As a road trip movie, the film can easily use these themes it’s trying to tackle to its benefit, by presenting new and obscure situations the father/daughter duo encounter. While the relationship is cute and relatable, it never really breaches any new or interesting views that haven’t already been seen before in other family road trip films such as Little Miss Sunshine. Nevertheless, it’s fun to see the two of these characters interact with each other. John Cho is always amazing, of course, but his costar and debatably the heart of the film Mia Isaac leaves much to be desired in the sense of her performance. Often hit or miss, it’s difficult to see her try to hold her ground against veteran actor Cho.


And then there’s the ending. Twist endings can have the potential to be incredibly powerful, moving, and revolutionary when done correctly, but often they are too difficult to really nail down and justify.

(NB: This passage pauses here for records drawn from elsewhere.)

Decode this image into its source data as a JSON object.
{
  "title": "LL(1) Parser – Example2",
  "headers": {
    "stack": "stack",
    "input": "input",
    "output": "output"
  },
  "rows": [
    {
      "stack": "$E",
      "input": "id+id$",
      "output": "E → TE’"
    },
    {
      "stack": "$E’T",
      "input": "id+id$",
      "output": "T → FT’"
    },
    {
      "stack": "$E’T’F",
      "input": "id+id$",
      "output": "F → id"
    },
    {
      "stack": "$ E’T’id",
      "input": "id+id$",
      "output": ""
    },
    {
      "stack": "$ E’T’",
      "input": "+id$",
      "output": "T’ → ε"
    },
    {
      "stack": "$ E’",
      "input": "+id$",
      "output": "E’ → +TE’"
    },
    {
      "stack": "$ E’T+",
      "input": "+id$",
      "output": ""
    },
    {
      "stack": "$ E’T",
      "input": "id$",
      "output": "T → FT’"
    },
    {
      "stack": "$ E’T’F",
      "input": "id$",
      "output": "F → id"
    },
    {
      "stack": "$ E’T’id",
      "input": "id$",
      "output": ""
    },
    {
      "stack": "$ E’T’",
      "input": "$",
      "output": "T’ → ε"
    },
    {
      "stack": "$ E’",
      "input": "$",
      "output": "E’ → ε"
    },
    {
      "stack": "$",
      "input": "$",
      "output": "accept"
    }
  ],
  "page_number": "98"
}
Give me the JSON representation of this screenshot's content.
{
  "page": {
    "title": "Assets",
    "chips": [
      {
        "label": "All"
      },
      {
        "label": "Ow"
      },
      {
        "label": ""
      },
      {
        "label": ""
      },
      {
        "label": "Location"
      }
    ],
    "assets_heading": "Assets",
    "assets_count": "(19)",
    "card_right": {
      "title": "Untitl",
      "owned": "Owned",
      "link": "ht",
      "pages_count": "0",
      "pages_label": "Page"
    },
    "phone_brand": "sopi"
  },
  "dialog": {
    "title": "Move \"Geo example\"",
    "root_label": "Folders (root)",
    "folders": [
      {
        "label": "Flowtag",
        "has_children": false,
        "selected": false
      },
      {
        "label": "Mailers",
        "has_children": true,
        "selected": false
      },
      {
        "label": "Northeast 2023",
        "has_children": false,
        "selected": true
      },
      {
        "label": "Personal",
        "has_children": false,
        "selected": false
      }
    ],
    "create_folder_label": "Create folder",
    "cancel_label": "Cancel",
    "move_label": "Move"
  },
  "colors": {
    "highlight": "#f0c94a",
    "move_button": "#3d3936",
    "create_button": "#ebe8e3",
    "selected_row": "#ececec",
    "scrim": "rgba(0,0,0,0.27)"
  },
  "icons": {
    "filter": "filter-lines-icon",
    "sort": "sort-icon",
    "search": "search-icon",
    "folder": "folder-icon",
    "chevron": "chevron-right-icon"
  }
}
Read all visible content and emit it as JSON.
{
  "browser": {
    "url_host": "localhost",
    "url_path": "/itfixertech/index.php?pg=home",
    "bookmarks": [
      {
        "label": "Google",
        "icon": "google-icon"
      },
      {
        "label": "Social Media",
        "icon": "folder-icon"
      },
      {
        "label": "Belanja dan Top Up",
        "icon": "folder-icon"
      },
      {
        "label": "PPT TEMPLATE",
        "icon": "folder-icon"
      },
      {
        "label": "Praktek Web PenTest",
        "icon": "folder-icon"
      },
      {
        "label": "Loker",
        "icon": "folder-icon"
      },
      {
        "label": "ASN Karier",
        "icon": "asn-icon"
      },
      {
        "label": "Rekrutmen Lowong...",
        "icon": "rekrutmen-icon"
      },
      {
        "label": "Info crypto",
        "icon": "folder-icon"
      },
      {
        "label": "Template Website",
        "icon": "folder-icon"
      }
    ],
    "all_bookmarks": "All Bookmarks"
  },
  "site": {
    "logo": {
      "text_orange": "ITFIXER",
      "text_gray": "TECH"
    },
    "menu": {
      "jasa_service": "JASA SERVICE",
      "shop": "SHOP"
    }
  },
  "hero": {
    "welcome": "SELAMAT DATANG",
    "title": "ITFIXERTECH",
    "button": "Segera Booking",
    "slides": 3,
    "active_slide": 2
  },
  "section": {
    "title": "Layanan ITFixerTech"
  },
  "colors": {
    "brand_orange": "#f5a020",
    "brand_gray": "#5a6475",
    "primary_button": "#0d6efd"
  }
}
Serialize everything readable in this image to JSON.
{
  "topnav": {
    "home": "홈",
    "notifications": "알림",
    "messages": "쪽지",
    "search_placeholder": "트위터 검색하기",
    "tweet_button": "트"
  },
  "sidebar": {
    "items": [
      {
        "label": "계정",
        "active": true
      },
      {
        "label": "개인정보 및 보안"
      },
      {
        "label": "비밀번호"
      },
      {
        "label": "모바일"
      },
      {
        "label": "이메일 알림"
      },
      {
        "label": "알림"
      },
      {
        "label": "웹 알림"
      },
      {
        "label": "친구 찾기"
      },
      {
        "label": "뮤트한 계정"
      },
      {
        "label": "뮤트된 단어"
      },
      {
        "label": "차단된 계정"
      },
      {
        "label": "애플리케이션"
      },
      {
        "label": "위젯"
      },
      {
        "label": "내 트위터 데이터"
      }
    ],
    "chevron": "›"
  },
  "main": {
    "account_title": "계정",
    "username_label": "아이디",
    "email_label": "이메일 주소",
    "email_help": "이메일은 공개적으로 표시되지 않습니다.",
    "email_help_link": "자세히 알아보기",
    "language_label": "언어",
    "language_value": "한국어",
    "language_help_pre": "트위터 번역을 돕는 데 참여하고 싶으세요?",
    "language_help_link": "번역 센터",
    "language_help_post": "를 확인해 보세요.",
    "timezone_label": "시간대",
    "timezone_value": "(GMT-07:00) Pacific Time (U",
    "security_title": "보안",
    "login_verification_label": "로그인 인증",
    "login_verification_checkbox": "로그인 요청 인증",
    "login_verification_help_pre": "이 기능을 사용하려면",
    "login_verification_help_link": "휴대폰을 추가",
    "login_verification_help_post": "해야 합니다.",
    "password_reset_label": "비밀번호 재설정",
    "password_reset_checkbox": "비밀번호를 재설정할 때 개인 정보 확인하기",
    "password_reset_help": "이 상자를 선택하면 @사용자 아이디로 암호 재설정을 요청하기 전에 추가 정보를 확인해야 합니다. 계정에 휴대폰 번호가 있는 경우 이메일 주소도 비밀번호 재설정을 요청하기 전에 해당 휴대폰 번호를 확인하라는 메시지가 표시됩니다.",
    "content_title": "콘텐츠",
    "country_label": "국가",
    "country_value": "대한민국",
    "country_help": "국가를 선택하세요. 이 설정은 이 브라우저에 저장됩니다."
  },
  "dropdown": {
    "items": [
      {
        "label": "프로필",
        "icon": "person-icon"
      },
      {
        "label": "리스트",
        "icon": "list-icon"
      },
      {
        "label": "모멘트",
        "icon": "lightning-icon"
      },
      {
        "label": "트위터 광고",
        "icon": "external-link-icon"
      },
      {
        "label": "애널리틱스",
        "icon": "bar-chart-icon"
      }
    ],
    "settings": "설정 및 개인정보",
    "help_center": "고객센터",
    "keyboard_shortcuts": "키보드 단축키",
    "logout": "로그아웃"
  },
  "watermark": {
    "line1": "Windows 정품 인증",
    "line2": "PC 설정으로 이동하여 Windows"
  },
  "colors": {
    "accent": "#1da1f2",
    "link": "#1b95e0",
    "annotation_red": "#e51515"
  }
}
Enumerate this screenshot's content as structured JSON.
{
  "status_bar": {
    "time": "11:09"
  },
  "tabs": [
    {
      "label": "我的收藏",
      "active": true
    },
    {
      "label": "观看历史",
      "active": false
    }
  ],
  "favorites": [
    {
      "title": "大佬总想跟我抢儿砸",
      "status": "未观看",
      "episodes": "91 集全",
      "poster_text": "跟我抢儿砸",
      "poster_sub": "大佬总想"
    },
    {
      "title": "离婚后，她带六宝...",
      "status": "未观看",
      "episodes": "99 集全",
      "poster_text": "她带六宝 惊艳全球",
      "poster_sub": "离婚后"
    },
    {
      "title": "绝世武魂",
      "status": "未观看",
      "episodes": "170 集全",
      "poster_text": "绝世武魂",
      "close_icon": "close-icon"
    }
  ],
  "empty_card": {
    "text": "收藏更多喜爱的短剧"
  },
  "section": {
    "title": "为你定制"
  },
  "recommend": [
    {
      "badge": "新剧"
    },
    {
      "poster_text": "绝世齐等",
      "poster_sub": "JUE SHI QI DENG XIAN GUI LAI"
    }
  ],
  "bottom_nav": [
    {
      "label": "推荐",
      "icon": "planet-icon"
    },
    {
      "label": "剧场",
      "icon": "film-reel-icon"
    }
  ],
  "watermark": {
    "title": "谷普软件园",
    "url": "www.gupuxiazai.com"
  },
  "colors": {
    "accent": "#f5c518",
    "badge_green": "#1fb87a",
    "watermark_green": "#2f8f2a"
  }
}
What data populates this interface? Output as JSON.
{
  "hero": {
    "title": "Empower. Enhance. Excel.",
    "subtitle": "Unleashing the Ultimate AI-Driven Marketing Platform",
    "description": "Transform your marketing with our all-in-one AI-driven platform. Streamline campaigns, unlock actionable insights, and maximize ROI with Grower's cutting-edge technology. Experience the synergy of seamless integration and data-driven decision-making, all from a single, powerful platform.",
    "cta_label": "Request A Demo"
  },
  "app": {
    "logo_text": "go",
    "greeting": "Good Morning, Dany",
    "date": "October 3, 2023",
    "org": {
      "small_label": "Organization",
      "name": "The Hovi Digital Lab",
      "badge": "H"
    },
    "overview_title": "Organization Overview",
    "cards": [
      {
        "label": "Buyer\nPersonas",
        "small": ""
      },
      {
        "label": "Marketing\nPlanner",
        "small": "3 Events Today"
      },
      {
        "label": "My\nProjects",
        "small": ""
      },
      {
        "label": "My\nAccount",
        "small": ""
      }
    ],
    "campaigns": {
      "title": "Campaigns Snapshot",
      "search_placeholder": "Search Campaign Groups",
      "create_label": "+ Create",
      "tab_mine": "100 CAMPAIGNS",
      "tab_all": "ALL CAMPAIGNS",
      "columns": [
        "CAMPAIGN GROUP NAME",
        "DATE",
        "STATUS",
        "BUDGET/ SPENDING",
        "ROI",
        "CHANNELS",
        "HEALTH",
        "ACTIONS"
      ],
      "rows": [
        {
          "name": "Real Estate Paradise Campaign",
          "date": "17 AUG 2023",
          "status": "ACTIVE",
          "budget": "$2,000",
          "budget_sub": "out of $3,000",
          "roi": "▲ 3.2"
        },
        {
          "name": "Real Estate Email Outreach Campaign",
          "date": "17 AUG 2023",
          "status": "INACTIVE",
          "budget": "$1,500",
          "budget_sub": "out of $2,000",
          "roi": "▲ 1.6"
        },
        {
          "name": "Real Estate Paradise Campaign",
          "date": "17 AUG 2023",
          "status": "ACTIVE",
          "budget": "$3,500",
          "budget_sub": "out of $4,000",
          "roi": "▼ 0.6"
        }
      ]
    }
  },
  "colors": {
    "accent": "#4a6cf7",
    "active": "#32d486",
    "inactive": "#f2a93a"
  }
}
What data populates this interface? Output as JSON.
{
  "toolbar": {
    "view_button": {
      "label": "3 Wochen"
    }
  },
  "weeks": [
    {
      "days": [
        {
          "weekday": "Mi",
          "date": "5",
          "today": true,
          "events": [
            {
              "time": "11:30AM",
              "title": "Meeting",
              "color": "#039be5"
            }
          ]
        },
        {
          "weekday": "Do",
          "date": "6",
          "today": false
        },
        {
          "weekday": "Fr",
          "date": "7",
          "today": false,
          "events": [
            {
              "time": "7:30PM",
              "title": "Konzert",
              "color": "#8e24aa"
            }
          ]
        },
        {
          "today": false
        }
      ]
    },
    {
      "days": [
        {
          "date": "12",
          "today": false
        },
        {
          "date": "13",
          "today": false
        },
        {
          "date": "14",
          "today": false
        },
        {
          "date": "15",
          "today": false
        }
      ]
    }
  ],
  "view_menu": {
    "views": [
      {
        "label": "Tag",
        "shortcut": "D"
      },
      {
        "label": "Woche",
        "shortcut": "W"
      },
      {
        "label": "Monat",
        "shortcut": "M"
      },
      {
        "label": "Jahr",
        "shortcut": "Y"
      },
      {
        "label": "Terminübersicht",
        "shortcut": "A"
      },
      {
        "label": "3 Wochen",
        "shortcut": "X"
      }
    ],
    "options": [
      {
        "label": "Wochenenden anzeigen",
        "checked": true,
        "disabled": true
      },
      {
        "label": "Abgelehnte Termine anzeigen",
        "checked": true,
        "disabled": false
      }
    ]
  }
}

Unfortunately, Don’t Make Me Go fits into the latter half of this category. For a good twist ending to work, it both needs to be properly foreshadowed, and justified for the respective character’s arcs. In this case, the twist does neither one. There are moments throughout the film that are “foreshadowed”, but they’re so minimal, and the twist itself relies so heavily on a flashback/montage sequence to prove that those moments are in fact there. It also doesn’t feel entirely earned, as the trajectory the twist sets the characters on would have been easily achieved otherwise through the more natural events of the film. It only ends up cheapening the film, heavily relying on making the audience cry for a “wow” or shock moment to make up for the otherwise mediocre writing.


Incredibly polarizing, Don’t Make Me Go has some truly relatable moments, with a heartening road trip guiding a majority of the runtime. However, after the jarring twist, it becomes difficult to justify a watch.